By Muhammad Muzammal – Assistant Arts and Entertainment Editor
2015 was a special year for cinema. Films about the dangers of isolation and the need for survival pervaded the screen, alongside an ensemble of films where characters uncovered corrupt and problematic systems of power.
Complex love stories that analyzed the female psyche and went way beyond the “chick flick” stereotype were paired with films about the modern black American experience, helped to make 2015 a better year for American films, in terms of diversity.
5. “Chi-Raq” — Spike Lee’s “Chi-Raq” is not only the director’s best film in years, but perhaps his most important one. A timely film, “Chi-Raq’s” title takes its origins from the dangers of the South Side of Chicago, where the death toll is higher than that of the American soldiers who served in the Iraq War. A searing indictment of gun rights, the film is a fiendishly brilliant satire that deconstructs masculinity and a powerful tragedy about the racial violence that stems from a terrible system of legislation. “Chi-Raq” is a multi-storied epic film with more genre bending than any recent picture in years. Oh and it’s also a hip-hop musical!

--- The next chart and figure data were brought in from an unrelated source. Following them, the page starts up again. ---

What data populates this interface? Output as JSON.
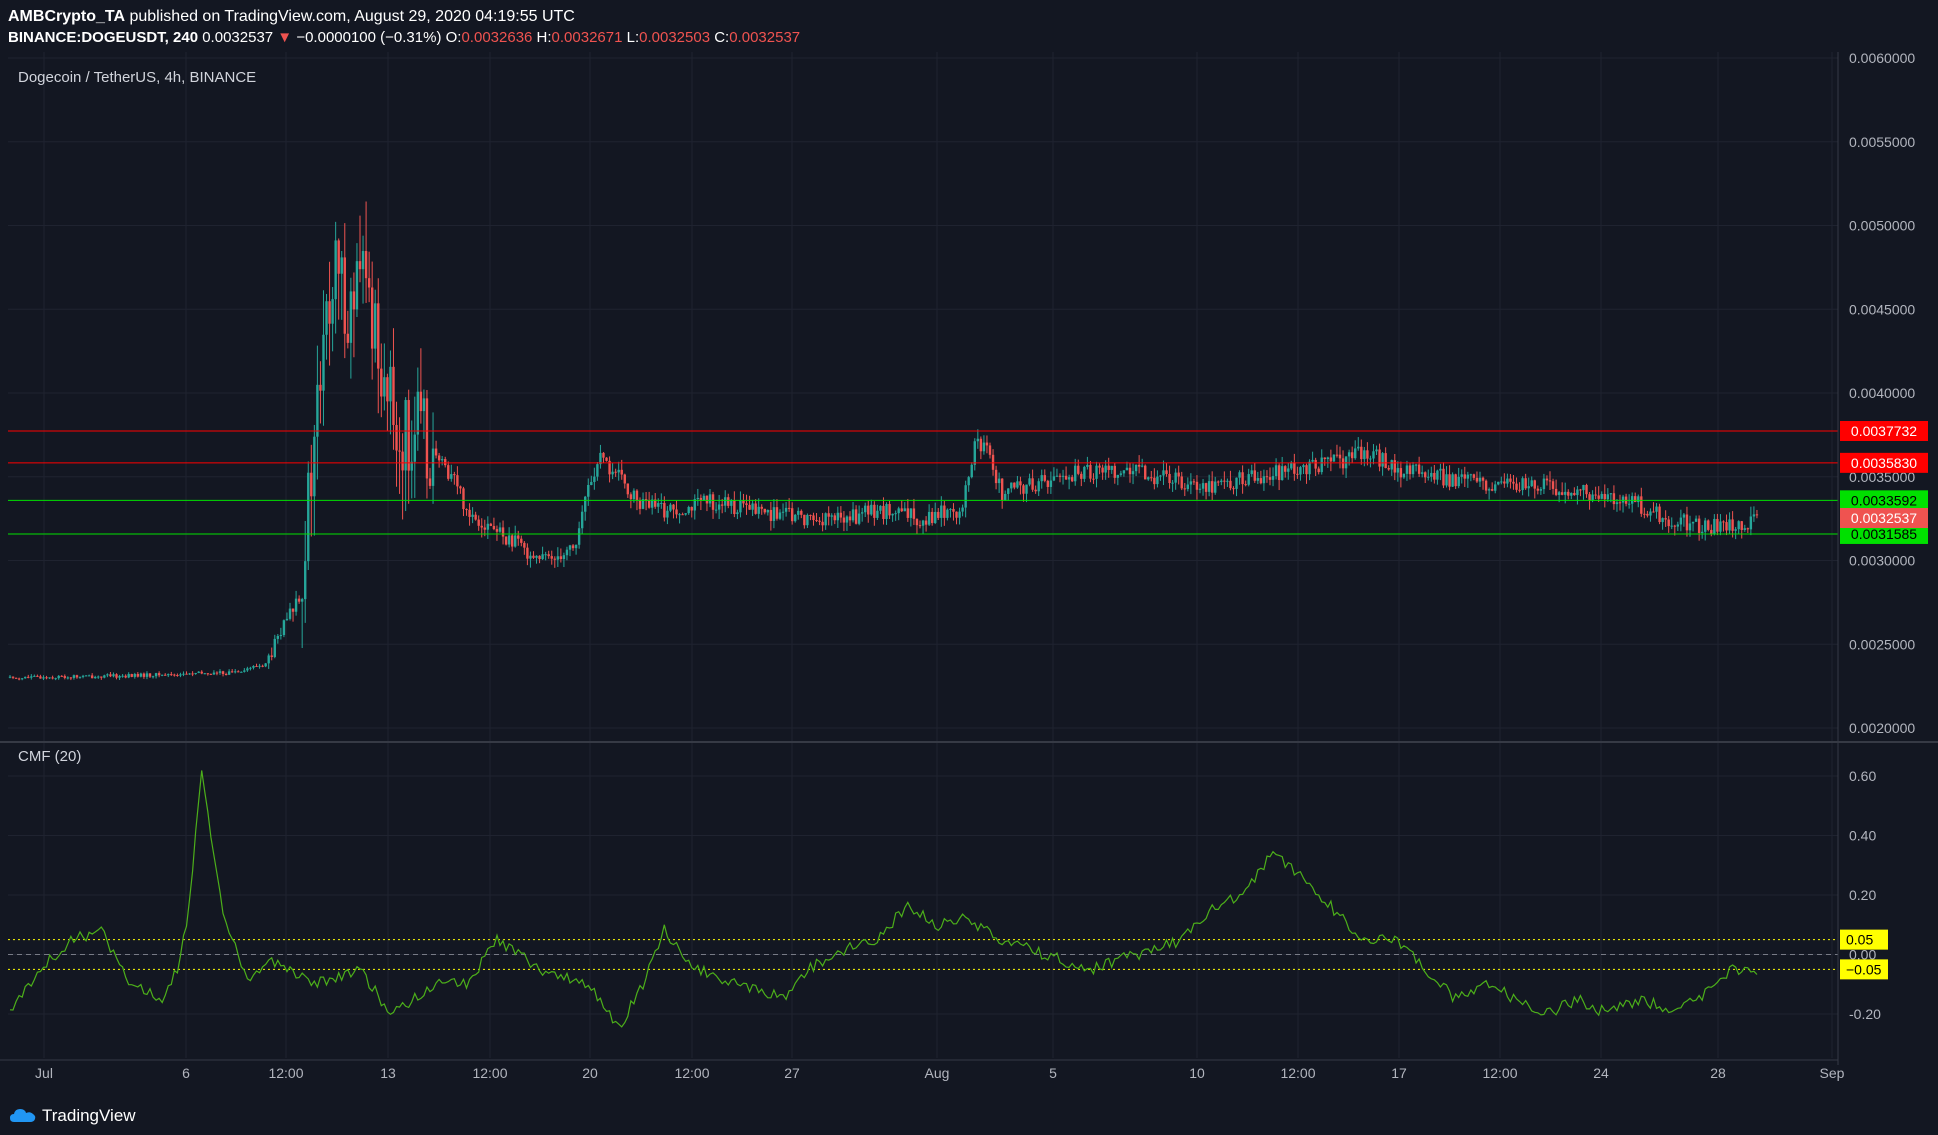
{
  "header": {
    "publisher": "AMBCrypto_TA",
    "published_text": "published on TradingView.com, August 29, 2020 04:19:55 UTC",
    "symbol": "BINANCE:DOGEUSDT, 240",
    "last": "0.0032537",
    "change": "−0.0000100 (−0.31%)",
    "o_label": "O:",
    "o_value": "0.0032636",
    "h_label": "H:",
    "h_value": "0.0032671",
    "l_label": "L:",
    "l_value": "0.0032503",
    "c_label": "C:",
    "c_value": "0.0032537"
  },
  "footer": {
    "brand": "TradingView"
  },
  "colors": {
    "background": "#131722",
    "up": "#26a69a",
    "down": "#ef5350",
    "resistance": "#ff0000",
    "support": "#00e000",
    "cmf": "#4caf1a",
    "band": "#ffff00",
    "grid": "#1f2330",
    "axis_text": "#b2b5be"
  },
  "chart_data": [
    {
      "type": "candlestick",
      "title": "Dogecoin / TetherUS, 4h, BINANCE",
      "x_tick_labels": [
        "Jul",
        "6",
        "12:00",
        "13",
        "12:00",
        "20",
        "12:00",
        "27",
        "Aug",
        "5",
        "10",
        "12:00",
        "17",
        "12:00",
        "24",
        "28",
        "Sep"
      ],
      "y_tick_labels": [
        "0.0060000",
        "0.0055000",
        "0.0050000",
        "0.0045000",
        "0.0040000",
        "0.0035000",
        "0.0030000",
        "0.0025000",
        "0.0020000"
      ],
      "ylim": [
        0.002,
        0.006
      ],
      "horizontal_levels": [
        {
          "value": 0.0037732,
          "label": "0.0037732",
          "kind": "resistance"
        },
        {
          "value": 0.003583,
          "label": "0.0035830",
          "kind": "resistance"
        },
        {
          "value": 0.0033592,
          "label": "0.0033592",
          "kind": "support"
        },
        {
          "value": 0.0031585,
          "label": "0.0031585",
          "kind": "support"
        }
      ],
      "last_price_label": "0.0032537",
      "price_path": [
        [
          0,
          0.0023
        ],
        [
          35,
          0.00231
        ],
        [
          72,
          0.00233
        ],
        [
          84,
          0.00238
        ],
        [
          90,
          0.0026
        ],
        [
          95,
          0.0028
        ],
        [
          98,
          0.0033
        ],
        [
          101,
          0.0039
        ],
        [
          104,
          0.0044
        ],
        [
          107,
          0.0047
        ],
        [
          112,
          0.0045
        ],
        [
          116,
          0.0047
        ],
        [
          120,
          0.0044
        ],
        [
          124,
          0.004
        ],
        [
          128,
          0.0037
        ],
        [
          134,
          0.0038
        ],
        [
          140,
          0.0036
        ],
        [
          146,
          0.0035
        ],
        [
          150,
          0.0033
        ],
        [
          158,
          0.0032
        ],
        [
          166,
          0.0031
        ],
        [
          176,
          0.003
        ],
        [
          186,
          0.0031
        ],
        [
          190,
          0.00345
        ],
        [
          194,
          0.0036
        ],
        [
          200,
          0.0035
        ],
        [
          206,
          0.00335
        ],
        [
          215,
          0.0033
        ],
        [
          230,
          0.00335
        ],
        [
          245,
          0.0033
        ],
        [
          262,
          0.00325
        ],
        [
          275,
          0.00325
        ],
        [
          284,
          0.0033
        ],
        [
          300,
          0.00325
        ],
        [
          308,
          0.0033
        ],
        [
          313,
          0.0033
        ],
        [
          317,
          0.0037
        ],
        [
          321,
          0.00365
        ],
        [
          326,
          0.0034
        ],
        [
          335,
          0.00345
        ],
        [
          345,
          0.0035
        ],
        [
          360,
          0.00355
        ],
        [
          378,
          0.0035
        ],
        [
          395,
          0.00345
        ],
        [
          410,
          0.0035
        ],
        [
          425,
          0.00355
        ],
        [
          438,
          0.0036
        ],
        [
          446,
          0.00365
        ],
        [
          455,
          0.00355
        ],
        [
          470,
          0.0035
        ],
        [
          485,
          0.00345
        ],
        [
          505,
          0.00345
        ],
        [
          520,
          0.0034
        ],
        [
          533,
          0.00335
        ],
        [
          545,
          0.00325
        ],
        [
          555,
          0.0032
        ],
        [
          565,
          0.0032
        ],
        [
          575,
          0.00325
        ]
      ]
    },
    {
      "type": "line",
      "title": "CMF (20)",
      "ylim": [
        -0.28,
        0.66
      ],
      "y_tick_labels": [
        "0.60",
        "0.40",
        "0.20",
        "0.00",
        "-0.20"
      ],
      "bands": [
        {
          "value": 0.05,
          "label": "0.05"
        },
        {
          "value": -0.05,
          "label": "−0.05"
        }
      ],
      "path": [
        [
          0,
          -0.2
        ],
        [
          10,
          -0.05
        ],
        [
          20,
          0.05
        ],
        [
          30,
          0.08
        ],
        [
          40,
          -0.1
        ],
        [
          50,
          -0.15
        ],
        [
          55,
          -0.05
        ],
        [
          58,
          0.1
        ],
        [
          63,
          0.6
        ],
        [
          70,
          0.15
        ],
        [
          78,
          -0.1
        ],
        [
          85,
          -0.02
        ],
        [
          100,
          -0.1
        ],
        [
          115,
          -0.05
        ],
        [
          125,
          -0.2
        ],
        [
          140,
          -0.1
        ],
        [
          150,
          -0.1
        ],
        [
          160,
          0.05
        ],
        [
          175,
          -0.05
        ],
        [
          190,
          -0.1
        ],
        [
          200,
          -0.25
        ],
        [
          208,
          -0.1
        ],
        [
          215,
          0.08
        ],
        [
          225,
          -0.05
        ],
        [
          240,
          -0.1
        ],
        [
          255,
          -0.15
        ],
        [
          262,
          -0.05
        ],
        [
          270,
          0.0
        ],
        [
          285,
          0.05
        ],
        [
          295,
          0.17
        ],
        [
          305,
          0.1
        ],
        [
          315,
          0.12
        ],
        [
          325,
          0.05
        ],
        [
          340,
          0.0
        ],
        [
          355,
          -0.05
        ],
        [
          370,
          0.0
        ],
        [
          385,
          0.05
        ],
        [
          395,
          0.15
        ],
        [
          405,
          0.2
        ],
        [
          415,
          0.35
        ],
        [
          425,
          0.25
        ],
        [
          435,
          0.15
        ],
        [
          445,
          0.05
        ],
        [
          455,
          0.05
        ],
        [
          465,
          -0.05
        ],
        [
          475,
          -0.15
        ],
        [
          485,
          -0.1
        ],
        [
          495,
          -0.15
        ],
        [
          505,
          -0.2
        ],
        [
          515,
          -0.15
        ],
        [
          525,
          -0.2
        ],
        [
          535,
          -0.15
        ],
        [
          545,
          -0.18
        ],
        [
          555,
          -0.15
        ],
        [
          565,
          -0.05
        ],
        [
          575,
          -0.05
        ]
      ]
    }
  ]
}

4. “The End of the Tour” — David Foster Wallace. You might’ve heard the name. The American author of the postmodern classic “Infinite Jest” gets a well-deserved treatment in James Ponsoldt’s “The End of the Tour.” The titular tour refers to a real life interview of Wallace, who was interviewed over the period of five days by writer David Lipsky, played with a slight attitude by Jesse Eisenberg. But the real hero is Jason Segal, who plays Wallace brilliantly, showing the genius as a shrewd but inviting writer, whose constant struggle of depression laid beneath his soft spoken, cool exterior. At its best, “The End of The Tour” is profoundly moving, searching for the beautiful yet painful things that make us human.
3. “Mad Max Fury Road” — This is an intense, in your face action thriller that is violent — poetically violent. “Fury Road” has our lead character, Max join female sex slaves to escape from the corrupt importune Joe. The film is at its most memorable when director George Miller turns the intensity level to the ninth degree, as engines collide, cars crash and rival desert gangs jump from one monster truck to the next. Miller’s imaginative car chase sequences have a relentless adrenaline rush seeping through them. But it’s the quiet, small moments that make the large moments count — whether it be female warrior Imperator Furiosa wanting to go back home or Max realizing his destiny. It’s a simple story that can be defined as one big chase sequence. Simple, but great inventiveness bounds.
2. “The Revenant” — Alejandro G. Inarritu’s “The Revenant” is beautifully photographed and a hauntingly mournful reminder of Native American genocide at the hands of European and American settlers. “The Revenant” is more than a simple revenge film. Leonardo DiCaprio does the greatest work of his career as the white frontiersman Hugh Glass, who’s buried alive after his Native American son is left for dead at the hands of John Fitzgerald (Tom Hardy), a snarling, angry brute. Inarritu’s vision of Glass’ journey from the dead to his revenge on Fitzgerald is one that is full of negative space framing that adds to the desolation of Glass. For Fitzgerald, the past metaphorically comes back through Glass and for America; its own past may come back if the country keeps avoiding its troubled history. Only then will progress come about.
1. “The Big Short” — If you told me that Adam McKay, director of goofball comedies such as “Step Brothers” and “Anchorman,” would make the best film in 2015, I would think you were as crazy as the heroes of “The Big Short.” Well, talk about irony. “The Big Short” is the perfect tragicomedy for these times and a masterpiece of Wall Street-based filmmaking. McKay miraculously stitches together the story of the handful of men — some hedge fund managers, some traders — who boldly predicted the financial collapse of 2008. Their prediction was directly based on the flawed housing market at the time. McKay uses celebrity cameos to break the fourth wall and satirical montages to help explain the financial jargon he throws at you. But don’t be afraid of the words. Be afraid of the truth, which urgently pulsates throughout this film.